Harnessing Quantum Computing for Energy Materials: Opportunities and Challenges

TL;DR

This paper explores how quantum computing can revolutionize energy materials research by overcoming classical computational limitations, highlighting opportunities, challenges, and future prospects for quantum-enhanced material design and simulation.

Contribution

It provides a comprehensive overview of the potential and challenges of applying quantum computing to energy materials development, including case studies and future outlooks.

Findings

Quantum computing can address complex energy material problems.

Combining QC with classical methods enhances material design.

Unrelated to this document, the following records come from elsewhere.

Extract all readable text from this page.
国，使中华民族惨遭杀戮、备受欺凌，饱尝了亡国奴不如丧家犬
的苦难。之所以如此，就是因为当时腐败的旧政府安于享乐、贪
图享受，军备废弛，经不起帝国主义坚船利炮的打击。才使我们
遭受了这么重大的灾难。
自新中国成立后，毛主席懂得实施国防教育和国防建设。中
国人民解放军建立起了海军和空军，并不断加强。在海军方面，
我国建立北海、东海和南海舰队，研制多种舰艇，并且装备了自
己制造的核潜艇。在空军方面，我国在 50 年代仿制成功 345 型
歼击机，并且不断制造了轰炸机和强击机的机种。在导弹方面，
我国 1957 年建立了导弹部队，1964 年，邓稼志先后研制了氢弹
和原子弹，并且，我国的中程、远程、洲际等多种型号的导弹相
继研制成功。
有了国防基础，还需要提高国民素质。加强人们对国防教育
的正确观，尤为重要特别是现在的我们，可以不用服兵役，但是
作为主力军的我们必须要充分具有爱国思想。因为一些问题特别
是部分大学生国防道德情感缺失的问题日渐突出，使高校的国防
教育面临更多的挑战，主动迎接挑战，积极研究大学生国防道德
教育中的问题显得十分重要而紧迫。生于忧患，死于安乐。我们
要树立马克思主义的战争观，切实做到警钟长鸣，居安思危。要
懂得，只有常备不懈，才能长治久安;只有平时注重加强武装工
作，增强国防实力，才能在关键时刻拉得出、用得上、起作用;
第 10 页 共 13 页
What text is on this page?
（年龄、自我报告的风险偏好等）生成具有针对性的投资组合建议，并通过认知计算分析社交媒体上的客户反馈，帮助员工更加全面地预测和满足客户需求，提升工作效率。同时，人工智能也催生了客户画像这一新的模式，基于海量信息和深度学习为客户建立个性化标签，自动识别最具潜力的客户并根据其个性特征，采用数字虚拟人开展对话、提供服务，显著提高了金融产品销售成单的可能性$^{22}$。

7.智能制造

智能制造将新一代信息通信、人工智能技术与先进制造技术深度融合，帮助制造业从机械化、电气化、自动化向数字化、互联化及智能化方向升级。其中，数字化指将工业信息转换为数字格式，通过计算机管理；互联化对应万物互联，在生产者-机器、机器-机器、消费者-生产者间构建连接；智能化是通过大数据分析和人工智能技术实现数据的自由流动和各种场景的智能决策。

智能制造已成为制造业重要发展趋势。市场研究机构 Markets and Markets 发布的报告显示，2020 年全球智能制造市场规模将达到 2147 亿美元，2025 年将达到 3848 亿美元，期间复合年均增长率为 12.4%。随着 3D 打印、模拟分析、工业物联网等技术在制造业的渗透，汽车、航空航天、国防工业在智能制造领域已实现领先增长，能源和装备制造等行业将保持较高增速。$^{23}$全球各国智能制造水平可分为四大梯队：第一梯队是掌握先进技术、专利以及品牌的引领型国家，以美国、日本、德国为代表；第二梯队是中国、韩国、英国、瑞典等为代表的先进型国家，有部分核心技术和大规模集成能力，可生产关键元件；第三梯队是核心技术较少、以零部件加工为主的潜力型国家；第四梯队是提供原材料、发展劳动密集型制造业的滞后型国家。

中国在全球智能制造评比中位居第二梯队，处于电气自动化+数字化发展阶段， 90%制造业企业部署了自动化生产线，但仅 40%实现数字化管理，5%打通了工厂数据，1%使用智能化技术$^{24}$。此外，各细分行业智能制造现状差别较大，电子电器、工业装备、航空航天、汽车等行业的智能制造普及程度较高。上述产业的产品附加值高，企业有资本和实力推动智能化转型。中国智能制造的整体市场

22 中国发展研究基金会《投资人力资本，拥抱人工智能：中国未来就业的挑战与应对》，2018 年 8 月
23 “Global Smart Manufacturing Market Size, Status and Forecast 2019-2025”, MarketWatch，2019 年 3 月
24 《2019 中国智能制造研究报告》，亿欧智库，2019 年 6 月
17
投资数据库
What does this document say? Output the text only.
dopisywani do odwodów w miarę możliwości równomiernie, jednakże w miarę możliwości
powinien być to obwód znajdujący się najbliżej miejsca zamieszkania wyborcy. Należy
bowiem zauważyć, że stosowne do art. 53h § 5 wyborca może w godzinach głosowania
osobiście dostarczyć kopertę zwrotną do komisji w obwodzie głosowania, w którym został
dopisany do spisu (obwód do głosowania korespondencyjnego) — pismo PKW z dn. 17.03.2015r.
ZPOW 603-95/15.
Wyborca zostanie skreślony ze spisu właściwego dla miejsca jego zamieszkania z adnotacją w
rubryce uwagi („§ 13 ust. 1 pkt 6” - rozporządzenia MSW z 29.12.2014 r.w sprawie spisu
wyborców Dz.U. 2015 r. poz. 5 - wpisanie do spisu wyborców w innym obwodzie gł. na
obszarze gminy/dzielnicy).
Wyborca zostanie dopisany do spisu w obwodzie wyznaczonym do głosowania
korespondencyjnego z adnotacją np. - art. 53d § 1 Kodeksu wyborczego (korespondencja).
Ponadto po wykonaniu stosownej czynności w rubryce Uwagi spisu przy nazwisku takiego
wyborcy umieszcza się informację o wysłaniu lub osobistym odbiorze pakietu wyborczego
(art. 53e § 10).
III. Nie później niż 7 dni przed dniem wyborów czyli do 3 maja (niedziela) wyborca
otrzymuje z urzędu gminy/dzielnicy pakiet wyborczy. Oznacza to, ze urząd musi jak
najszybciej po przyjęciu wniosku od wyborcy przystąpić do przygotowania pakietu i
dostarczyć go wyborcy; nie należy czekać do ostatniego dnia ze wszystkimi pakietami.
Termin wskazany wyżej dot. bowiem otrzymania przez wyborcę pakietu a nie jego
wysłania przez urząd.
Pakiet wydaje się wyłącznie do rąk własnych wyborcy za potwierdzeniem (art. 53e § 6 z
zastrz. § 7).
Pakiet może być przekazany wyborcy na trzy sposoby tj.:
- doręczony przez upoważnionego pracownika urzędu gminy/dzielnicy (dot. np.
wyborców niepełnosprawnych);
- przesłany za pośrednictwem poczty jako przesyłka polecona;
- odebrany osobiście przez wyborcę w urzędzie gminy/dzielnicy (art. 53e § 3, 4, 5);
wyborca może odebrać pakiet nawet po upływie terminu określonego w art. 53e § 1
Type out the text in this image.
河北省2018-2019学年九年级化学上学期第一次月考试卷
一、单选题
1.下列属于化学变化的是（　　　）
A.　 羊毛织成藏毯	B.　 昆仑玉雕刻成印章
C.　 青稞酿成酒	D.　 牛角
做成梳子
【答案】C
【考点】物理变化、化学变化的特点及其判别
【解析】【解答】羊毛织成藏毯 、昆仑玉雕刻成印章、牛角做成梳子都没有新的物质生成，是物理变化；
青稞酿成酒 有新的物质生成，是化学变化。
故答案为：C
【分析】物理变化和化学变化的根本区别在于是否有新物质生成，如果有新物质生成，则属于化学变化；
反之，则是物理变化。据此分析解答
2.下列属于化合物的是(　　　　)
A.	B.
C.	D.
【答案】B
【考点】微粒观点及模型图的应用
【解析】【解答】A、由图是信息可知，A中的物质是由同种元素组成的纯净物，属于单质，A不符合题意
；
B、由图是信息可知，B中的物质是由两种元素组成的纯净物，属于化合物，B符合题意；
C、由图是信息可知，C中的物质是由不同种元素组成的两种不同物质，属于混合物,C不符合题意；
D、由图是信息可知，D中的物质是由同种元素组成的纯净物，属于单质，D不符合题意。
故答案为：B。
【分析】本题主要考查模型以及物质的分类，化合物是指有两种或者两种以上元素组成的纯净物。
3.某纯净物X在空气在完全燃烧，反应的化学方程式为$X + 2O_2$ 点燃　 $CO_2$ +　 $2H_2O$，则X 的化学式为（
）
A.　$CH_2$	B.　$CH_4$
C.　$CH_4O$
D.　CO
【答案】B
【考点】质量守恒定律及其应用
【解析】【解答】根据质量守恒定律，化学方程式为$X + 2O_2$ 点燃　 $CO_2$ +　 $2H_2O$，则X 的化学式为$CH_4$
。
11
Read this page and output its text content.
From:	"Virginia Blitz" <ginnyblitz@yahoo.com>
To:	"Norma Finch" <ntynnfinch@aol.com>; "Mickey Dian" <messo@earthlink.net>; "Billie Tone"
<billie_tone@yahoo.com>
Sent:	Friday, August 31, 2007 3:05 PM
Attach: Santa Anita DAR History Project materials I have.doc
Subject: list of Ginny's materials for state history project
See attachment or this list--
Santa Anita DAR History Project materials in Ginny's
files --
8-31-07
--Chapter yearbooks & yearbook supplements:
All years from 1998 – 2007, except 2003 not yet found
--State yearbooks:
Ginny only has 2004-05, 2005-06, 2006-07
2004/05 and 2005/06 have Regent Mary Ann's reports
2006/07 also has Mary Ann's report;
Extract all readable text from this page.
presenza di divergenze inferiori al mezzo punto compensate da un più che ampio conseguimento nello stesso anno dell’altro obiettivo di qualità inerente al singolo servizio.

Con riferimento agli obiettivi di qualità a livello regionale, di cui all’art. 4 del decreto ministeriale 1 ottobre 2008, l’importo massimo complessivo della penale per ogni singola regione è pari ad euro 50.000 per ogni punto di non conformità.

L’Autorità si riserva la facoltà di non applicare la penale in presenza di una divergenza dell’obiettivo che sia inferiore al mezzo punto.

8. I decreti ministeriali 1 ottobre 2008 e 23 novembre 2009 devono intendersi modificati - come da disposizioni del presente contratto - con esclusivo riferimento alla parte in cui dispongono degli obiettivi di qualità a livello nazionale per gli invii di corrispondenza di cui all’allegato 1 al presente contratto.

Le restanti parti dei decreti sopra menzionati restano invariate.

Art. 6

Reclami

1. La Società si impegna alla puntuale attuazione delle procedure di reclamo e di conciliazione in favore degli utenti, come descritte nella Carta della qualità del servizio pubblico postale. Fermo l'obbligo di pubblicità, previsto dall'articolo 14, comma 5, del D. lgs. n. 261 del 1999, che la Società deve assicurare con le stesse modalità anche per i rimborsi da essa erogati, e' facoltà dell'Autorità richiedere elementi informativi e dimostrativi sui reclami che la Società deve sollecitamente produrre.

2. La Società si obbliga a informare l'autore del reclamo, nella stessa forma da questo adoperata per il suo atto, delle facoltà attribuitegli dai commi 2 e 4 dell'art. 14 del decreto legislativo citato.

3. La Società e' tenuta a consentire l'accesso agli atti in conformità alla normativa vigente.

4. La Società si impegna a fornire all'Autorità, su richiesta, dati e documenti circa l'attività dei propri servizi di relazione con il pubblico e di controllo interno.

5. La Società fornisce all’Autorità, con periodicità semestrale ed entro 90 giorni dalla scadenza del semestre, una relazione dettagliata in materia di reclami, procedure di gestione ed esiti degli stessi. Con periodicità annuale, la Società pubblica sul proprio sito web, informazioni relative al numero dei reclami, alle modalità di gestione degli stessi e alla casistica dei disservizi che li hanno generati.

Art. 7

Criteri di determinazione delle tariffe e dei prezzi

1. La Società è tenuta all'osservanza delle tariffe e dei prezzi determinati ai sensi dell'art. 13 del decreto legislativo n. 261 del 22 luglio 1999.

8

Fault-tolerant QC could achieve predictive accuracy for complex systems.

Abstract

Developing high-performance materials is critical for diverse energy applications to increase efficiency, improve sustainability and reduce costs. Classical computational methods have enabled important breakthroughs in energy materials development, but they face scaling and time-complexity limitations, particularly for high-dimensional or strongly correlated material systems. Quantum computing (QC) promises to offer a paradigm shift by exploiting quantum bits with their superposition and entanglement to address challenging problems intractable for classical approaches. This perspective discusses the opportunities in leveraging QC to advance energy materials research and the challenges QC faces in solving complex and high-dimensional problems. We present cases on how QC, when combined with classical computing methods, can be used for the design and simulation of practical energy materials. We also outline the outlook for error-corrected, fault-tolerant QC capable of achieving predictive accuracy and quantum advantage for complex material systems.